Frederick Buechner Special Sermon Illustration - New Year's Day: Kairos

On January 1, 2022 we will celebrate New Year's Day.  Here is today's reading from the book of Ecclesiastes:

Ecclesiastes 3:1-8

For everything there is a season, and a time for every matter under heaven: a time to be born, and a time to die; a time to plant, and a time to pluck up what is planted; a time to kill, and a time to heal; a time to break down, and a time to build up; a time to weep, and a time to laugh; a time to mourn, and a time to dance; a time to throw away stones, and a time to gather stones together; a time to embrace, and a time to refrain from embracing; a time to seek, and a time to lose; a time to keep, and a time to throw away; a time to tear, and a time to sew; a time to keep silence, and a time to speak; a time to love, and a time to hate; a time for war, and a time for peace.

The following excerpt by Frederick Buechner was originally published in The Hungering Dark and later in Listening to Your Life.

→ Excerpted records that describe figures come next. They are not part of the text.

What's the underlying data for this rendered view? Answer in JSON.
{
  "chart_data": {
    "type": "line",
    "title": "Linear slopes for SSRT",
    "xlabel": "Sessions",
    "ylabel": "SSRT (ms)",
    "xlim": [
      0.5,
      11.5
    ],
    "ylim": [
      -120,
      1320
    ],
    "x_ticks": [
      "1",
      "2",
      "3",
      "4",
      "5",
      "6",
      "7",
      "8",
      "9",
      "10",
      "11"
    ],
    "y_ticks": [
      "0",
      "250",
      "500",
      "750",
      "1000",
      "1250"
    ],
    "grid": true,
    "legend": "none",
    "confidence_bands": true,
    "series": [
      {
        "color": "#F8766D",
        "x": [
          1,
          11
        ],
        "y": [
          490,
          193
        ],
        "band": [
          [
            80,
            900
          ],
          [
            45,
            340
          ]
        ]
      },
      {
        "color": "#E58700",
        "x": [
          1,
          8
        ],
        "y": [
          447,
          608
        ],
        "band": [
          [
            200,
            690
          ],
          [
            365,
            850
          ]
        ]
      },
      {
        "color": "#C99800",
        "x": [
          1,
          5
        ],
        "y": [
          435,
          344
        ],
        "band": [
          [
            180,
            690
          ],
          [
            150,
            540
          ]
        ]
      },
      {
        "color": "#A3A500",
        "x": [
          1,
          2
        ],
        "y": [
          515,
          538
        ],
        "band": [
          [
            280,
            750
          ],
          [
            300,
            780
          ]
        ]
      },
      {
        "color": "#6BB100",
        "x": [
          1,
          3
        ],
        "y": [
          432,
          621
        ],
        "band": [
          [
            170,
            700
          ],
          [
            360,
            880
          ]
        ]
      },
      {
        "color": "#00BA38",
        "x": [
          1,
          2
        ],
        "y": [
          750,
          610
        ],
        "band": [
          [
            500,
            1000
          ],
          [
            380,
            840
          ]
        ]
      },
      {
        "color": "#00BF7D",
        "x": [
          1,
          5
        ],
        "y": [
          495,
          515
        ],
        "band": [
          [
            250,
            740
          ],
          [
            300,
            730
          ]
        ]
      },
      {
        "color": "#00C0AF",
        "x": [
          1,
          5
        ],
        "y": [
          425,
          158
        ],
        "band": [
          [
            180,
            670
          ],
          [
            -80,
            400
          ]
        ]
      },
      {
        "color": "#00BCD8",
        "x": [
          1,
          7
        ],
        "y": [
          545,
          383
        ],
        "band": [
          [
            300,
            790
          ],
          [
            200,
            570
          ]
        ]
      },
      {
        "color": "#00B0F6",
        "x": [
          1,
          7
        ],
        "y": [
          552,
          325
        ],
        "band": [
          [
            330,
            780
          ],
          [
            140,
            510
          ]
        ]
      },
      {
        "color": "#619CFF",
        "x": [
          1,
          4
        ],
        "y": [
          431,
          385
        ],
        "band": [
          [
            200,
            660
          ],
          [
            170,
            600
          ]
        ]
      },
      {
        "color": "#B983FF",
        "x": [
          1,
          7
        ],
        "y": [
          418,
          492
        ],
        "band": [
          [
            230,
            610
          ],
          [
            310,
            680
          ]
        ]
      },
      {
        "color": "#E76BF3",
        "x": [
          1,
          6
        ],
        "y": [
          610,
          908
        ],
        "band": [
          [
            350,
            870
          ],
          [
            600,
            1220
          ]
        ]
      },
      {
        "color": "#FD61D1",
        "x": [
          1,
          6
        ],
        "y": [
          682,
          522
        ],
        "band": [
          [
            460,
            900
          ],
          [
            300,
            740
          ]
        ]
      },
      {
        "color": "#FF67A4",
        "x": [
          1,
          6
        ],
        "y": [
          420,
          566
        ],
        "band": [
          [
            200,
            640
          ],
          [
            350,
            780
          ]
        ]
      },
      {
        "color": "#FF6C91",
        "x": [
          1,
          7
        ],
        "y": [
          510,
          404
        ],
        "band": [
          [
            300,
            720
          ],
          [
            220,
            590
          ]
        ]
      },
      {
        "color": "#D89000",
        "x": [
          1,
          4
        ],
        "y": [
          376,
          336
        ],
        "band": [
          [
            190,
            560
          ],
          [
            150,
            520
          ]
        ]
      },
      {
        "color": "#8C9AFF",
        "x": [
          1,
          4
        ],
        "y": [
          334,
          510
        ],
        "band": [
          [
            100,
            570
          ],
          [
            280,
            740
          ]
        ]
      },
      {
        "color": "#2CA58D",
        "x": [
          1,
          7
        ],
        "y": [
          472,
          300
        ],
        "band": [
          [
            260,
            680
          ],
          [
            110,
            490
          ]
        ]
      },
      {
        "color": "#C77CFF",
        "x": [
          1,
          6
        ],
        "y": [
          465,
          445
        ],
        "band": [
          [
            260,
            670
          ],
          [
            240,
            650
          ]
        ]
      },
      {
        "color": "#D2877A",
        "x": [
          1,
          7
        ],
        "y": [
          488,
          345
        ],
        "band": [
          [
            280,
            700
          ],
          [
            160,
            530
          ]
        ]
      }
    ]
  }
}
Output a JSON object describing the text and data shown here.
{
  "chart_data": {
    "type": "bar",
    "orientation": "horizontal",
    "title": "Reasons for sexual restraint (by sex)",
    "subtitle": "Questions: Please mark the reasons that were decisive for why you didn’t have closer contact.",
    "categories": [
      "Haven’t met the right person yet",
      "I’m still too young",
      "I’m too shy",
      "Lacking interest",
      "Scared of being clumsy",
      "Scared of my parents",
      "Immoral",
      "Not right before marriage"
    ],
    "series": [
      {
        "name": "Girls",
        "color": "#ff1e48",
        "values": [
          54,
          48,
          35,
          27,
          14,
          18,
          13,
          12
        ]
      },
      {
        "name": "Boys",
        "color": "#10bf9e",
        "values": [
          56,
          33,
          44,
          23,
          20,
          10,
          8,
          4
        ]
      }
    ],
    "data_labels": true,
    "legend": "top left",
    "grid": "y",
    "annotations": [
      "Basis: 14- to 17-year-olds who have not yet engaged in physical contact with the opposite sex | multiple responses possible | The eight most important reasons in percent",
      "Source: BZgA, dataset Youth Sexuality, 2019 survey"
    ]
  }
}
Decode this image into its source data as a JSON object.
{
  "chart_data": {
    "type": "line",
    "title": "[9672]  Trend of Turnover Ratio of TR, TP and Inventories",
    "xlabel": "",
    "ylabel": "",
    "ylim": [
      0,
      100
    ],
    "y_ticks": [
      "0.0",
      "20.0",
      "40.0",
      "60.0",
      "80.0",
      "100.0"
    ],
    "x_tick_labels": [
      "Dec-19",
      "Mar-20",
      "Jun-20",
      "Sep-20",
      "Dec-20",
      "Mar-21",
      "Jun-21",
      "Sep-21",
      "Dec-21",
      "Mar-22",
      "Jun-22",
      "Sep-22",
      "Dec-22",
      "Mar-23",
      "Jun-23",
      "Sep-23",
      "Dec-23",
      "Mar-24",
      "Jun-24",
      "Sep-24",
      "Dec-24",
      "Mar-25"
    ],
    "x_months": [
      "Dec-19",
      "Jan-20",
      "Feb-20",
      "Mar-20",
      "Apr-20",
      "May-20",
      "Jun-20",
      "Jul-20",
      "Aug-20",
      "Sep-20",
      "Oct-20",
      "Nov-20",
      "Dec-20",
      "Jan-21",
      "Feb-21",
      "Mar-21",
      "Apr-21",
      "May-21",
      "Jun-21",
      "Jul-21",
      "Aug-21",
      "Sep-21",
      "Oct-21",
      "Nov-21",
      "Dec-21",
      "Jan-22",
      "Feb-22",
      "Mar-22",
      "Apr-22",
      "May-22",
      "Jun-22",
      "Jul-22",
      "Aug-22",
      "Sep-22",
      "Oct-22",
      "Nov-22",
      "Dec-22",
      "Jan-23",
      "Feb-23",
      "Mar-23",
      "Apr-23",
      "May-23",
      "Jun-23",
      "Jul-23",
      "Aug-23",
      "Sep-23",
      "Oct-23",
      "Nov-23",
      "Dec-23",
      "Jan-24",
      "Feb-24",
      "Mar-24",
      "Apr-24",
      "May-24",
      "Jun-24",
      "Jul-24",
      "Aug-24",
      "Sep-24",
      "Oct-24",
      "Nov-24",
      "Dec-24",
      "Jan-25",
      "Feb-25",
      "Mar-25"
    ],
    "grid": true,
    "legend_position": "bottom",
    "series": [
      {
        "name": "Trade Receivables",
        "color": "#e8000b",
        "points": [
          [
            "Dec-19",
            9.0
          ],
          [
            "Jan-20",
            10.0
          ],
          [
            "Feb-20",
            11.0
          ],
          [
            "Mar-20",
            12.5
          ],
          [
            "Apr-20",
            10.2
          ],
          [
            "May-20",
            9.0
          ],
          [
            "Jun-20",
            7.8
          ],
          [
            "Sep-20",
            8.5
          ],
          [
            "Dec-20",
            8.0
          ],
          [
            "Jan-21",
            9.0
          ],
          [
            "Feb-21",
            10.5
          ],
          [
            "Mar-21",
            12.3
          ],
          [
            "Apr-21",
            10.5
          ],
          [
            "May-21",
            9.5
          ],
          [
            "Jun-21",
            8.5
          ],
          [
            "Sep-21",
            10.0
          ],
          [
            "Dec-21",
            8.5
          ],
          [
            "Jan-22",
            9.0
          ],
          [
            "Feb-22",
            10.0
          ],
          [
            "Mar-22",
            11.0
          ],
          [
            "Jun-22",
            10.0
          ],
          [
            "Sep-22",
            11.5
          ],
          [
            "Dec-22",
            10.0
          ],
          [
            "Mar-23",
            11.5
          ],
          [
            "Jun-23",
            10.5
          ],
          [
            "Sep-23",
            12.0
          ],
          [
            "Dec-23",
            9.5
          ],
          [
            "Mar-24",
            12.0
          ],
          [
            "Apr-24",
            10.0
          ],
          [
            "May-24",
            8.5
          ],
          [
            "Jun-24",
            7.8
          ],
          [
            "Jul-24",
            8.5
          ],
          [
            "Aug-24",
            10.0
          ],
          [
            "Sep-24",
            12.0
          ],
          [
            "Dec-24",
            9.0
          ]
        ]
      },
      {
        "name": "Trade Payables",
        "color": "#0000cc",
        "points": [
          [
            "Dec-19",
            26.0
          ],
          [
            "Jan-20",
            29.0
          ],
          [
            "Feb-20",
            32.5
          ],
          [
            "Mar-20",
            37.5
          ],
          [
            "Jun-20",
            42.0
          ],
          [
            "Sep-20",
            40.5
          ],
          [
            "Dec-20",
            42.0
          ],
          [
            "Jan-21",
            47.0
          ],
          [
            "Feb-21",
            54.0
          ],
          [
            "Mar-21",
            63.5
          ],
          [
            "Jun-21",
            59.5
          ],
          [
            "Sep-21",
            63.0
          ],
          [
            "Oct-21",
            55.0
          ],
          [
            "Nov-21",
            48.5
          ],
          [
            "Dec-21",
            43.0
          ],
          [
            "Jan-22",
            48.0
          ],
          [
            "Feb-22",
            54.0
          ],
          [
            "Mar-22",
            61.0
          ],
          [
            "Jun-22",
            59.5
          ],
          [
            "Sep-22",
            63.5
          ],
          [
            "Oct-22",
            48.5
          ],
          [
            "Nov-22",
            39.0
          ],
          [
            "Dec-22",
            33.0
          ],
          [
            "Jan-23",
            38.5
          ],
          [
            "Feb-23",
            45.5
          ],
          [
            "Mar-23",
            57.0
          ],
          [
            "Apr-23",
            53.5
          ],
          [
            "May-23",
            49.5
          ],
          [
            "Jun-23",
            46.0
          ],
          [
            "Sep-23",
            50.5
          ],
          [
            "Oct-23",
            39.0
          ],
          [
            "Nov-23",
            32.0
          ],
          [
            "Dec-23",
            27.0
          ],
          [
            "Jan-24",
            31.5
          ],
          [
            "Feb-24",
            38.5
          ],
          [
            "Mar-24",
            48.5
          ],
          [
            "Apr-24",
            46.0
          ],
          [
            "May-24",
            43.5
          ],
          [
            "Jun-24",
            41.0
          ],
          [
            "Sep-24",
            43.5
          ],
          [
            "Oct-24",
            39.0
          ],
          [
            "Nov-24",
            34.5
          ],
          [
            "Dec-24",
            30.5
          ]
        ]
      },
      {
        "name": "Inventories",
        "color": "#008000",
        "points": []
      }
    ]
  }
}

The Greek word chronos means "time" in a quantitative sense, chronological time, time that you can divide into minutes and years, time as duration. It is the sense that we mean when we say, "What time is it?" or "How much time do I have?" or "Time like an ever-flowing stream," in one of the hymns that we sing. But in Greek there is also the word kairos, which means "time" in a qualitative sense—not the kind that a clock measures but time that cannot be measured at all, time that is characterized by what happens in it. Kairos time is the kind that you mean when you say that "the time is ripe" to do something, "It's time to tell the truth," a truth-telling kind of time. Or " I had a good time"—the time had something about it that made me glad. The ancient poet who wrote the Book of Ecclesiastes was using time in a kairos sense when he wrote of a time to weep and a time to laugh, a time to keep silence and a time to speak.